What you are seeing is a result of our not having a publicly available server where community members can test compatibility of their modules with an upcoming reference application release.
In summary, i agree with removing them. But before we provide an alternative server for such a need, then i would rather they stay.
Name: mc-refapp.openmrs.org (Where “mc” stands for module compatibility)
Description: Server for testing compatibility of modules with those in the upcoming reference application release.
It’s actually pretty simple! I just didn’t stop to do it yet. I can do it this weekend.
So, we’d have a modules-refapp.openmrs.org, which I assume should be reset every few hours? (12h? 24h?)

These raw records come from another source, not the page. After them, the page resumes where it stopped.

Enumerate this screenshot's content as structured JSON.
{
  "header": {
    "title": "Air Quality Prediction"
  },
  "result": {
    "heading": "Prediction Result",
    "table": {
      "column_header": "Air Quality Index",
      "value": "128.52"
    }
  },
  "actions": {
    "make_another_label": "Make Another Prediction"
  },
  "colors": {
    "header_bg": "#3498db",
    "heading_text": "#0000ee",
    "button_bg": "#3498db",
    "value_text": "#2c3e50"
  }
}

I can also make qa-refapp.openmrs.org inside docker too at the same time, and deployed on every green build (as it’s already like that).
I don’t think we should do this. Letting people upload arbitrary modules is too much of a security risk (because basically they can run arbitrary code on our infrastructure.)

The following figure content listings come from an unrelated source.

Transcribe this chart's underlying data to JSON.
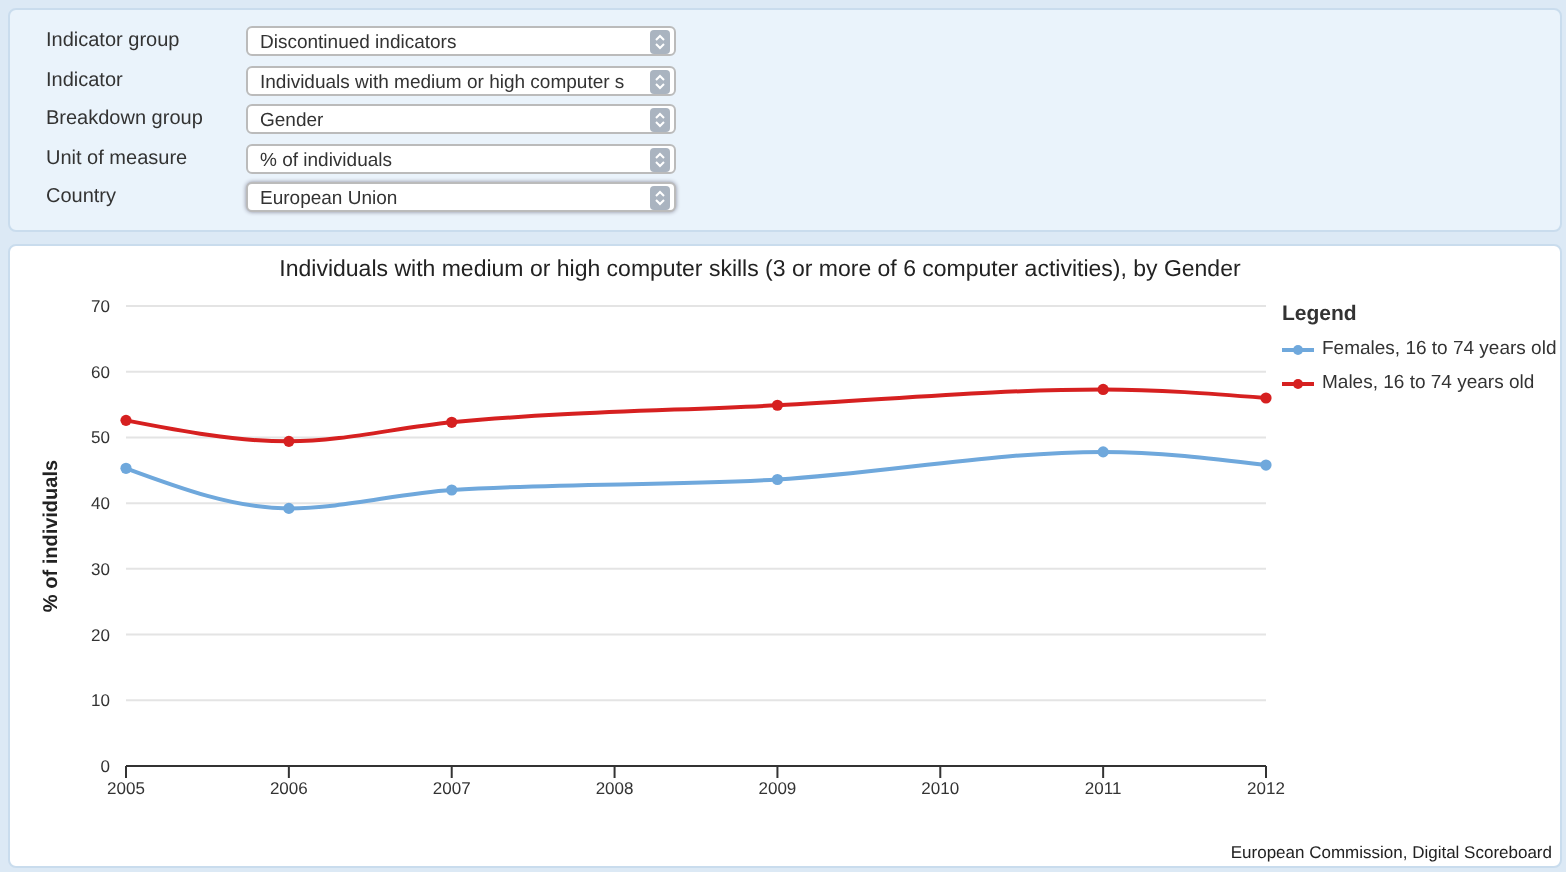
{
  "chart_data": {
    "type": "line",
    "title": "Individuals with medium or high computer skills (3 or more of 6 computer activities), by Gender",
    "ylabel": "% of individuals",
    "legend_title": "Legend",
    "categories": [
      "2005",
      "2006",
      "2007",
      "2008",
      "2009",
      "2010",
      "2011",
      "2012"
    ],
    "series": [
      {
        "name": "Females, 16 to 74 years old",
        "color": "#6fa8dc",
        "values": [
          45.3,
          39.2,
          42.0,
          null,
          43.6,
          null,
          47.8,
          45.8
        ]
      },
      {
        "name": "Males, 16 to 74 years old",
        "color": "#d62020",
        "values": [
          52.6,
          49.4,
          52.3,
          null,
          54.9,
          null,
          57.3,
          56.0
        ]
      }
    ],
    "ylim": [
      0,
      70
    ],
    "yticks": [
      0,
      10,
      20,
      30,
      40,
      50,
      60,
      70
    ],
    "grid": "y",
    "legend": "top right",
    "marker": "circle",
    "annotations": [
      "Indicator group",
      "Discontinued indicators",
      "Indicator",
      "Individuals with medium or high computer s",
      "Breakdown group",
      "Gender",
      "Unit of measure",
      "% of individuals",
      "Country",
      "European Union",
      "European Commission, Digital Scoreboard"
    ]
  }
}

Unless we change things so that people can’t have admin access with a well-known admin password.
Changing module.allow_web_admin=true or the admin password is the same for me. I can even create a couple of other users, and save the database, it shouldn’t be that complicated.

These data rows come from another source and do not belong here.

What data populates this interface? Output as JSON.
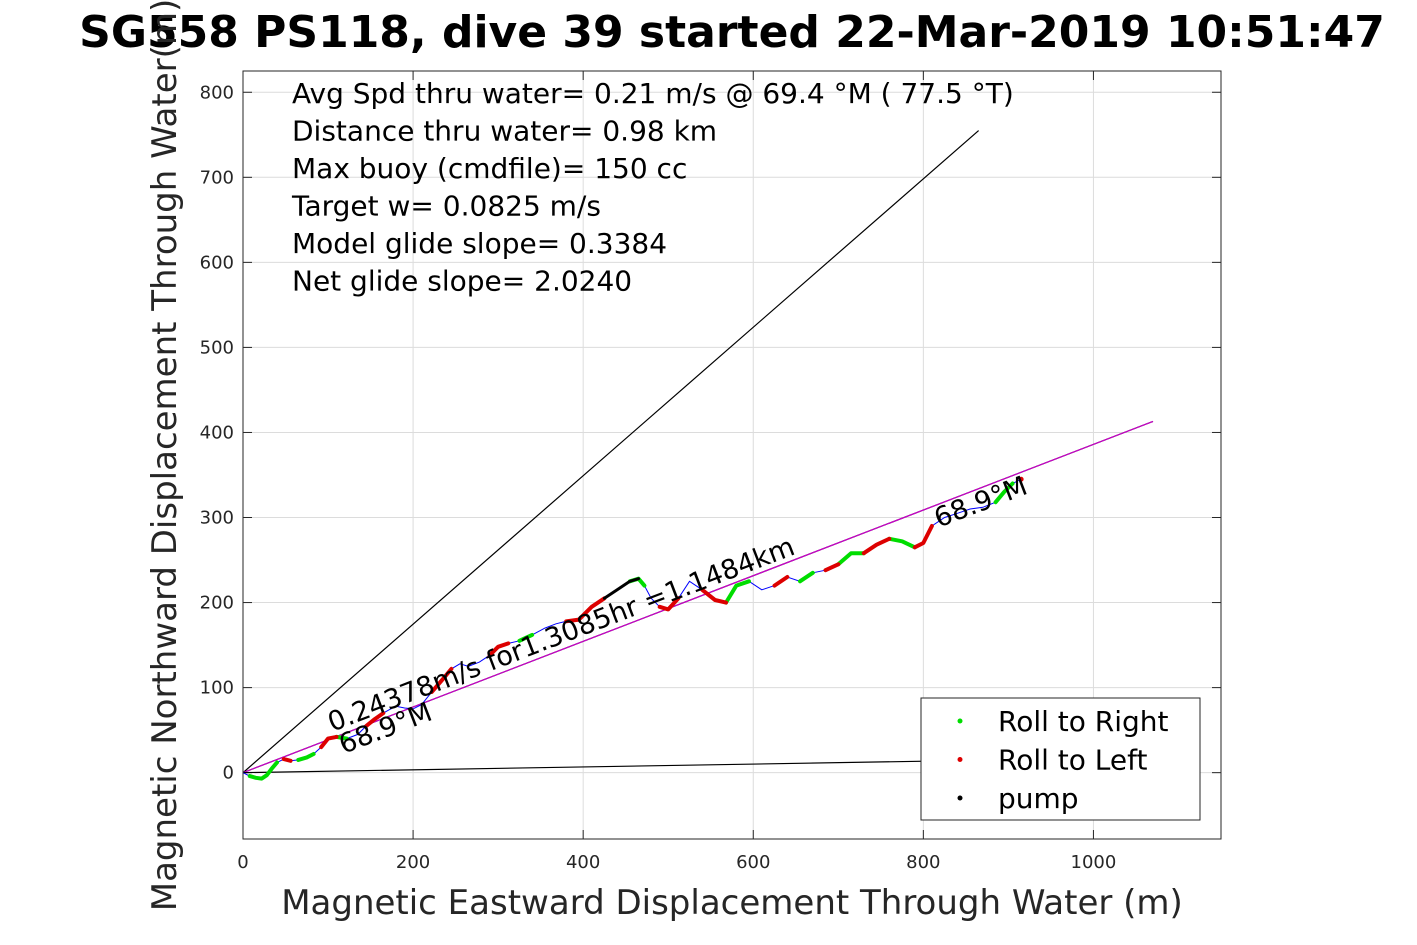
{
  "chart_data": {
    "type": "line",
    "title": "SG558 PS118, dive 39 started 22-Mar-2019 10:51:47",
    "xlabel": "Magnetic Eastward Displacement Through Water (m)",
    "ylabel": "Magnetic Northward Displacement Through Water(m)",
    "xlim": [
      0,
      1150
    ],
    "ylim": [
      -78,
      825
    ],
    "xticks": [
      0,
      200,
      400,
      600,
      800,
      1000
    ],
    "yticks": [
      0,
      100,
      200,
      300,
      400,
      500,
      600,
      700,
      800
    ],
    "grid": true,
    "info_lines": [
      "Avg Spd thru water=  0.21 m/s @  69.4 °M ( 77.5 °T)",
      "Distance thru water=  0.98 km",
      "Max buoy (cmdfile)= 150 cc",
      "Target w= 0.0825 m/s",
      "Model glide slope= 0.3384",
      "Net glide slope= 2.0240"
    ],
    "reference_lines": [
      {
        "x": [
          0,
          865
        ],
        "y": [
          0,
          755
        ],
        "color": "#000000"
      },
      {
        "x": [
          0,
          1070
        ],
        "y": [
          0,
          413
        ],
        "color": "#000000"
      },
      {
        "x": [
          0,
          1070
        ],
        "y": [
          0,
          413
        ],
        "color": "#cc00cc"
      },
      {
        "x": [
          0,
          1070
        ],
        "y": [
          0,
          18
        ],
        "color": "#000000"
      }
    ],
    "track": {
      "color": "#0000ff",
      "x": [
        0,
        8,
        15,
        22,
        28,
        34,
        40,
        48,
        56,
        65,
        75,
        83,
        92,
        100,
        110,
        122,
        135,
        145,
        155,
        165,
        172,
        180,
        190,
        200,
        210,
        222,
        235,
        245,
        255,
        265,
        278,
        290,
        300,
        312,
        325,
        340,
        355,
        368,
        380,
        395,
        410,
        425,
        440,
        455,
        465,
        472,
        480,
        490,
        500,
        512,
        525,
        540,
        555,
        568,
        580,
        595,
        610,
        625,
        640,
        655,
        670,
        685,
        700,
        715,
        730,
        745,
        760,
        775,
        790,
        800,
        810,
        825,
        840,
        855,
        870,
        885,
        895,
        905,
        915
      ],
      "y": [
        0,
        -4,
        -6,
        -7,
        -3,
        5,
        12,
        16,
        14,
        15,
        18,
        22,
        30,
        40,
        42,
        40,
        45,
        55,
        63,
        70,
        74,
        78,
        76,
        75,
        80,
        95,
        110,
        122,
        128,
        125,
        130,
        138,
        148,
        152,
        155,
        162,
        170,
        175,
        178,
        180,
        195,
        205,
        215,
        225,
        228,
        220,
        205,
        195,
        192,
        205,
        225,
        215,
        203,
        200,
        220,
        225,
        215,
        220,
        230,
        225,
        235,
        238,
        245,
        258,
        258,
        268,
        275,
        272,
        265,
        270,
        290,
        300,
        305,
        310,
        312,
        318,
        330,
        340,
        345
      ],
      "roll_right": {
        "color": "#00dd00",
        "segments": [
          [
            1,
            6
          ],
          [
            9,
            11
          ],
          [
            14,
            15
          ],
          [
            34,
            35
          ],
          [
            43,
            45
          ],
          [
            53,
            55
          ],
          [
            59,
            60
          ],
          [
            62,
            64
          ],
          [
            66,
            68
          ],
          [
            75,
            77
          ]
        ]
      },
      "roll_left": {
        "color": "#dd0000",
        "segments": [
          [
            7,
            8
          ],
          [
            12,
            14
          ],
          [
            17,
            19
          ],
          [
            25,
            27
          ],
          [
            31,
            33
          ],
          [
            38,
            41
          ],
          [
            47,
            49
          ],
          [
            51,
            53
          ],
          [
            57,
            58
          ],
          [
            61,
            62
          ],
          [
            64,
            66
          ],
          [
            68,
            70
          ],
          [
            78,
            78
          ]
        ]
      },
      "pump": {
        "color": "#000000",
        "segments": [
          [
            41,
            44
          ]
        ]
      }
    },
    "annotations": [
      {
        "text": "0.24378m/s for1.3085hr =1.1484km",
        "x": 105,
        "y": 48,
        "angle": -21
      },
      {
        "text": "68.9°M",
        "x": 118,
        "y": 22,
        "angle": -21
      },
      {
        "text": "68.9°M",
        "x": 818,
        "y": 288,
        "angle": -21
      }
    ],
    "legend": {
      "position": "bottom-right",
      "entries": [
        {
          "label": "Roll to Right",
          "color": "#00dd00"
        },
        {
          "label": "Roll to Left",
          "color": "#dd0000"
        },
        {
          "label": "pump",
          "color": "#000000"
        }
      ]
    }
  }
}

While it is arbitrary code, it’s running inside the JVM and inside docker. While I’m not ignoring that there’s always the possibility of getting out of the container, we are not giving extra permissions to the docker containers we are running.
So, while there’s always risk, it’s not so easy to compromise it compared a ‘regular’ installation outside docker.
Turns out I will need to change my webhook scripts in order to allow dockerhub to deploy the same image (openmrs-refapp-distro) to multiple openmrs instances running on the same box.
(For now it’s SSH, and it’s working ~fine, but it’s not the best solution. I will work on that.)
@cintiadr was the SSH line a response to my question of how developers will upload modules to test their compatibility with the reference application? Or were you talking about something else?
I thought we would have the same commonly known account like admin/Admin123
That way, we do not burden ourselves with unnecessarily extra work in addition to blocking someone up to whenever the permission request is granted.
If @cintiadr (representing the infra team) is okay with us allowing module uploads by anonymous people, I’ll go with that.
My own preference is that we do require people to ask us “can I upload a module to the modules-refapp server” and we manually create an account for them the first time. (How often do new people want to do this? There aren’t that many modules out there, or that many module authors.)
Currently, for modules-refapp.openmrs.org, even an admin user account cannot upload modules via the web interface because module.allow_web_admin=false
Was this intentional?
It’s intentional that our standard server deployed by the infra team does not allow web management of modules.
I agree with you that for the “module testing server” we need to be more permissive. We just need to decide how permissive.
(I suggest, @dkayiwa, that since you have the most emotional ownership over the modules-refapp server, that you just decide how this should work. You’ve heard what Cintia and I had to say. Now you can make the call.)